L’indépendance, c’est un véhicule, rien de plus. L’objectif, le seul qui compte, c’est la survie de notre langue et de notre identité. Si la majorité des francophiles et des nationalistes sont indépendantistes, c’est parce qu’ils ont compris que l’indépendance demeurait le meilleur moyen d’atteindre cet objectif. Mais cela ne fait pas de l’indépendance un objectif à atteindre. C’est un véhicule, rien de plus. Il faut se rendre dans une ville et nous avons une voiture. La faire démarrer et la mettre en marche ne constitue pas un but à atteindre; c’est l’arrivée dans la ville choisie qui constitue la finalité de l’action. Et si quelqu’un proposait un autre moyen de locomotion, il nous faudrait le considérer.
Or, en faisant d’une indépendance sur papier le seul objectif valable, en se réclamant d’une République où « je parle anglais si ça me plaît », ces mollassons confondent l’objectif avec le moyen de l’atteindre. Il ne servirait pas plus d’obtenir une indépendance où le français n’est pas assuré de sa survie que d’avoir une voiture qui roule dans la mauvaise direction.

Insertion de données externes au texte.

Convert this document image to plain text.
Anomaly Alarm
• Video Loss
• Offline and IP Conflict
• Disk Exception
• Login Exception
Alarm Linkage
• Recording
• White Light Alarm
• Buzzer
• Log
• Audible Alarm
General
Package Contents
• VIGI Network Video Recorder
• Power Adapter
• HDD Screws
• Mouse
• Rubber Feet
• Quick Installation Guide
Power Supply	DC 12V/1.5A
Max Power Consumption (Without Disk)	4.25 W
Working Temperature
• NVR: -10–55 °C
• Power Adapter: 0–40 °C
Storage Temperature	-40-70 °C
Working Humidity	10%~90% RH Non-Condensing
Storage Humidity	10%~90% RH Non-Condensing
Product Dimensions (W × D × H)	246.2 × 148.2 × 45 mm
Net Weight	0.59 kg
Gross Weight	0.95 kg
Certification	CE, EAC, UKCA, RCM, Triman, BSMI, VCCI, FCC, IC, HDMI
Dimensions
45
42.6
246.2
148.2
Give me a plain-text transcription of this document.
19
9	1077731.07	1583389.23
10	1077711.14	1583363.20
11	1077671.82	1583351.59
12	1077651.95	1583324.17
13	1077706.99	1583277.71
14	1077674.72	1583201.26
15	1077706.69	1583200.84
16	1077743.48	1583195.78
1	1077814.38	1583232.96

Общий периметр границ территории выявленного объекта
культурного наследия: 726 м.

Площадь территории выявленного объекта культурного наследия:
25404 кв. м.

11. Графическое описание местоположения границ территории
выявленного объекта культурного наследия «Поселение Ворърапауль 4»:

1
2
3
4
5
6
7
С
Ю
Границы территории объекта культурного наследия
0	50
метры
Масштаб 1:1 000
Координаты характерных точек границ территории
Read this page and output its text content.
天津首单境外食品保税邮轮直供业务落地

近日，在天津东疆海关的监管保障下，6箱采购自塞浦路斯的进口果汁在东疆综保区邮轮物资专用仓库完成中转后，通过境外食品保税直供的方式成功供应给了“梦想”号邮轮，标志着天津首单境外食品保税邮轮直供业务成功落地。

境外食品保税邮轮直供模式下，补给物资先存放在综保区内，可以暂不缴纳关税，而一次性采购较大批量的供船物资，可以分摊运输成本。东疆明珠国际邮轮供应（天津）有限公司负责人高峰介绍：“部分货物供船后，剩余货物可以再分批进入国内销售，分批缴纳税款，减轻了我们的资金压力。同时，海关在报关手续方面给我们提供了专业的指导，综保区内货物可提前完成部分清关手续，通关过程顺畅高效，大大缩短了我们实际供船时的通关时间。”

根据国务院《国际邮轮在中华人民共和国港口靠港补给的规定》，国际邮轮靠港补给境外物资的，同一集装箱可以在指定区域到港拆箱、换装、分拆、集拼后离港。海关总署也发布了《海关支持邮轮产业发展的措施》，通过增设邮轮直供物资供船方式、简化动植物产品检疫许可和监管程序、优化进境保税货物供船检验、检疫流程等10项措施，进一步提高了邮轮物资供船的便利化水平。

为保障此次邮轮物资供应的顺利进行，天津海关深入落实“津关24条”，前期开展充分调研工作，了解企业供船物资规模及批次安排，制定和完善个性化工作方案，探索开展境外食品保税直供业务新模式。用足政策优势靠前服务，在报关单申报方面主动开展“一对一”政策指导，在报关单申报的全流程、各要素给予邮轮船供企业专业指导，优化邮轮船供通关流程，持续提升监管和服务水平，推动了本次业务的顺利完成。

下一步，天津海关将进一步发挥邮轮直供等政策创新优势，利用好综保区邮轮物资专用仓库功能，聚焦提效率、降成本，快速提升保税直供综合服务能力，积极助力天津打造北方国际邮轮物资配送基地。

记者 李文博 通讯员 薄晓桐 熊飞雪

Non, ceux qui parlent anglais quand ça leur plaît n’aident pas notre cause. Oui, ils ont le droit de parler la langue qui nous menacent. C’est leur choix le plus strict. Mais ils justifient automatiquement le choix le plus strict des immigrants de ne pas s’intégrer à notre nation et d’anglophones de vivre ici sans jamais apprendre un seul mot de français. « Je parle anglais si ça me plaît », c’est un choix personnel égoïste qui, s’il était généralisé, mènerait à la disparition rapide de notre nation et à la destruction des rêves de nos ancêtres qui, eux, n’ont pas fait ce qui leur plaisait, mais plutôt ce qu’ils avaient à faire pour oeuvrer à la survie de notre langue.
Faire ce qu’il plaît, c’est facile. L’enfant de deux ans en est capable. Mais faire ce que doit, voilà une tâche ô combien plus hardie, mais nécessaire.
Si je parle français chez moi, c’est que je pense en français, je vis en français, j’existe en français. Ensuite, je ne peux que rayonner de cette spécificité et contribuer à enrichir l’humanité de la présence de ce peuple québécois auquel j’appartiens parce que je m’identifie à sa lutte pour sa survie.